JOHN SMART (1741-1811)
Portrait miniature of Sir Rowland Winn, 5th Bt (1739-1785), Bt., wearing a pink silk frock coat with lilac lining trimmed with gold, a blue waistcoat embroidered with gold and a black silk solitaire ribbon tied at the back of his powdered wig; dated 1767
Watercolour on ivory
Ivory registration number: HME8HBCH
Signed with initials and dated ‘J.S. / 1767’
Oval, 32mm (1 ¼ in. high)
Provenance: Collection of Major the Lord St. Oswald, Christie’s, London, 27th October 1964, lot 10 (withdrawn on day of sale); Karin Henninger-Tavcar, 1990; Private Collection, Germany; Private Collection, UK.
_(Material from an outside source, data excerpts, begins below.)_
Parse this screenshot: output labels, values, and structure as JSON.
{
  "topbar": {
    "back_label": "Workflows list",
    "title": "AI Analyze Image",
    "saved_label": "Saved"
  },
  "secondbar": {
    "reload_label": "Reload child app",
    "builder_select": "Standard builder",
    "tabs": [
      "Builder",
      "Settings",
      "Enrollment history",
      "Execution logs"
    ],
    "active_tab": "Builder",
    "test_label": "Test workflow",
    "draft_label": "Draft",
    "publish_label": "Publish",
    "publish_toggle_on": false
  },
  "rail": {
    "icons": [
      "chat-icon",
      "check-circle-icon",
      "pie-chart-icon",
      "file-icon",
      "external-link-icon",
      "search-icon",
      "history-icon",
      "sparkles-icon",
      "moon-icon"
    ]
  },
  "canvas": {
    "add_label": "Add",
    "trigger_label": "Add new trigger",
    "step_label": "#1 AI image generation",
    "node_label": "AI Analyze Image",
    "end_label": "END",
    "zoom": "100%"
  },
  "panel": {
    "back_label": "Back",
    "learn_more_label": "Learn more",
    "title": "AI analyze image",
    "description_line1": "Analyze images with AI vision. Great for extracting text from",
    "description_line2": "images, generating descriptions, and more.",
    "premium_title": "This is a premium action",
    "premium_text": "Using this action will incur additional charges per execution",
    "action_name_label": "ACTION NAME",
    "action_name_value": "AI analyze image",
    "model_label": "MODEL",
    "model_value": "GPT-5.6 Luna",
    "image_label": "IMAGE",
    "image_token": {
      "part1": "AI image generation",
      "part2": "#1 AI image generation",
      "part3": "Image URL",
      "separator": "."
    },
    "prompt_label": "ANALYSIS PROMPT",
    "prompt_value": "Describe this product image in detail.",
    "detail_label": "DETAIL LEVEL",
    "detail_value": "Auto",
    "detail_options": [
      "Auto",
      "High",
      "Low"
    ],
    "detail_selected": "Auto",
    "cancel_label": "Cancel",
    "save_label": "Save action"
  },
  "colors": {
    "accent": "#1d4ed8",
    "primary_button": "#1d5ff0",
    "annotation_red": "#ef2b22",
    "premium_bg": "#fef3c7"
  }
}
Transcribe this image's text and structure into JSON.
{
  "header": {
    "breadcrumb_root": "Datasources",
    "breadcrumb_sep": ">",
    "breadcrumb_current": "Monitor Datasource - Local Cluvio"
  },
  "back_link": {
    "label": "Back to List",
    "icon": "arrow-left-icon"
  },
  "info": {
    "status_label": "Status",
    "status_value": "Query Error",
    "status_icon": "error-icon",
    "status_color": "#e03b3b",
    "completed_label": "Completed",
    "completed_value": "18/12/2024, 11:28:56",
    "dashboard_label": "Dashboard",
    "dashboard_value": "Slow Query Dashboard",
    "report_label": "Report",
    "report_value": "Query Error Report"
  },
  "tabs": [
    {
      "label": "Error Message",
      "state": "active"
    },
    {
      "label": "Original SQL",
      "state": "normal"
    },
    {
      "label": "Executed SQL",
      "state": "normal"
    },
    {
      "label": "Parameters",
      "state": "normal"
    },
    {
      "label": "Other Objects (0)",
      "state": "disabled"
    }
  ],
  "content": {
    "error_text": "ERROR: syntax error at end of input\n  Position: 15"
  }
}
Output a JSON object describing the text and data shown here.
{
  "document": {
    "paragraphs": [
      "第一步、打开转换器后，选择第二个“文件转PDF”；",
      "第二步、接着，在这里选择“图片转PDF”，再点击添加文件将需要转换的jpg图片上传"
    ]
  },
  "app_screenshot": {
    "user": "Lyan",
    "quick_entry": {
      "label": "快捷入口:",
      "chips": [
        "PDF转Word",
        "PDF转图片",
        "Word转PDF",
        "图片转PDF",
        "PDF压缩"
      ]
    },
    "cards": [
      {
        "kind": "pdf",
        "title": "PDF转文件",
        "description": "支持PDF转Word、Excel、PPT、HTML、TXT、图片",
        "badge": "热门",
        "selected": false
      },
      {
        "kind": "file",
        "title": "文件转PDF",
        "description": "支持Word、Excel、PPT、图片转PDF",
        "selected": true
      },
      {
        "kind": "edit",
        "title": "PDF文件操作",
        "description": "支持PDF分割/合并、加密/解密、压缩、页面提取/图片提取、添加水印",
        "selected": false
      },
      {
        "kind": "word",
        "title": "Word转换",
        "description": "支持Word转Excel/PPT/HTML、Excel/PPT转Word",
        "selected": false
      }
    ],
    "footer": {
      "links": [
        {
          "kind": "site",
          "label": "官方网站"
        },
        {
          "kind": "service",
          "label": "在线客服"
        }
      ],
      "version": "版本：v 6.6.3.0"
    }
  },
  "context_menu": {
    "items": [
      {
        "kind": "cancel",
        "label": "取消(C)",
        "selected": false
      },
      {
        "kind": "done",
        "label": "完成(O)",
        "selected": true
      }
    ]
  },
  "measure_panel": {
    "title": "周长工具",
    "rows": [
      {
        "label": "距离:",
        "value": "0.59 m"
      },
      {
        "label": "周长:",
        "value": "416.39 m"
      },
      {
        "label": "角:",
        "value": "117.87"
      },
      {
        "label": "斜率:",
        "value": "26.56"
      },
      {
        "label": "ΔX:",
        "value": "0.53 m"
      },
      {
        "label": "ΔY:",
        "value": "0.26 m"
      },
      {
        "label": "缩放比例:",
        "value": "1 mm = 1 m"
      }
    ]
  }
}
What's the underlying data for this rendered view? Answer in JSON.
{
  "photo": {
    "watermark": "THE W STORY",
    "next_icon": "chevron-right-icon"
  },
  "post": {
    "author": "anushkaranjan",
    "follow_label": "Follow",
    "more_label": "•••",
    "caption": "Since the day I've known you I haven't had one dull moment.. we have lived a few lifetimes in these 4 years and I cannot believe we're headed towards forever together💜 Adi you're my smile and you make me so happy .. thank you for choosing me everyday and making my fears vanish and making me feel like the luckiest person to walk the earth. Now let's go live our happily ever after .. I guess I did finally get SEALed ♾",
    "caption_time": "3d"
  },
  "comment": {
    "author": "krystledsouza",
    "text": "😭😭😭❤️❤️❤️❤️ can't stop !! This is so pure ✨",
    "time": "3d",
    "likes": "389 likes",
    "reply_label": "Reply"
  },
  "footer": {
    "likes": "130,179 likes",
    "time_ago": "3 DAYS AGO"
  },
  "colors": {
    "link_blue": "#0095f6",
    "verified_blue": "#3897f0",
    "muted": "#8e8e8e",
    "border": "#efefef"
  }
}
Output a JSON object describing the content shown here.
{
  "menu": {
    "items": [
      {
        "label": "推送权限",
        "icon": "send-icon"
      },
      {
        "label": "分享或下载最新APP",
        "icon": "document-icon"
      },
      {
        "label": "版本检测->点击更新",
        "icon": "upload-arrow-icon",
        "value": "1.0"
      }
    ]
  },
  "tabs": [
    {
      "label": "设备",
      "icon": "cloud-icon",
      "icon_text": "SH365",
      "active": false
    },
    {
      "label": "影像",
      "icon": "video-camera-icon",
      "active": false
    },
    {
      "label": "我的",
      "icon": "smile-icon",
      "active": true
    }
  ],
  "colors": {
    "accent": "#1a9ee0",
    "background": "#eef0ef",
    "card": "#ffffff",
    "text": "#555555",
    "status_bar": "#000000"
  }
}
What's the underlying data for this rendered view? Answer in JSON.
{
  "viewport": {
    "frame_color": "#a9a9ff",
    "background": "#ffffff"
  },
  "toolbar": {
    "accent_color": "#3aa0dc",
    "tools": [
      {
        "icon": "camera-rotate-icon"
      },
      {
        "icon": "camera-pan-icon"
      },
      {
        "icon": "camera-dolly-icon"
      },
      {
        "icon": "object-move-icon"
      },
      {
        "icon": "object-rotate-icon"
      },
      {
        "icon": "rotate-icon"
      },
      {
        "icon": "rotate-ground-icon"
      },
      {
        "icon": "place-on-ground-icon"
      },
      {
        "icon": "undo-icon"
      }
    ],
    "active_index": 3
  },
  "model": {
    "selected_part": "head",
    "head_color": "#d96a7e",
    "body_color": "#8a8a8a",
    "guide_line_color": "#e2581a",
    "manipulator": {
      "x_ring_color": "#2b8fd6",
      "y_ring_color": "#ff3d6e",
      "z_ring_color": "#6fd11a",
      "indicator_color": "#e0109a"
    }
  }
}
Exhibited: London, Philip Mould Gallery, John Smart; A Genius Magnified, 25th November to 9th December 2014, no. 1.
SOLD
“This portrait has only recently been reidentified at Sir Rowland Winn 5th Bt., who engaged Robert Adam to continue the work on Nostel Priory in Yorkshire (now National Trust)…”
This portrait has only recently been reidentified at Sir Rowland Winn 5th Bt. (1739-1811), who engaged Robert Adam to continue the work on Nostel Priory in Yorkshire (now National Trust) begun by the 4th Baronet. Having inherited Nostell in 1765, Rowland and his wife, Swiss heiress Sabine d'Hervart picked up the project with vigour, employing not only the most fashionable architect Robert Adam, but leading craftsmen such as Thomas Chippendale and Joseph Rose. Designs were updated and expanded, particularly after the birth of a son and heir in 1775. Lack of money again slowed progress and work came to an end with the 5th baronet’s death in a carriage accident in 1785.
Here, in an extraordinarily detailed miniature from 1767, Smart portrays Winn in what must have been an important commission during his fledgling career. Smart had just become a father for the second time to Anna Maria (1766–1813), later Mrs Robert Woolf. His son, also called John, is likely to have died young in 1762. John was possibly born out of wedlock, as Smart only married the child’s mother, Mary Anne (Marion) Howard, in June 1763, at St Stephen, Coleman Street. According to the artist Thomas Jones, Smart had met her in a Covent Garden brothel (or ‘banio’) and it appears that their marriage did not last long. Mary Anne eloped to Rome not long after with the artist William Pars, leaving Smart with the upbringing of their children.
Winn would have been an unusual patron for Smart, whose clientele were generally drawn from the emerging merchant classes (who had wealth, but not aristocratic lineage). It would be these patrons who he followed to India in 1785 and stayed for ten years. At this point (from 1765) Smart was working from a studio in Berners Street, Soho, but he would likely have painted Sir Roland at his London house in St. James’s Square in Mayfair.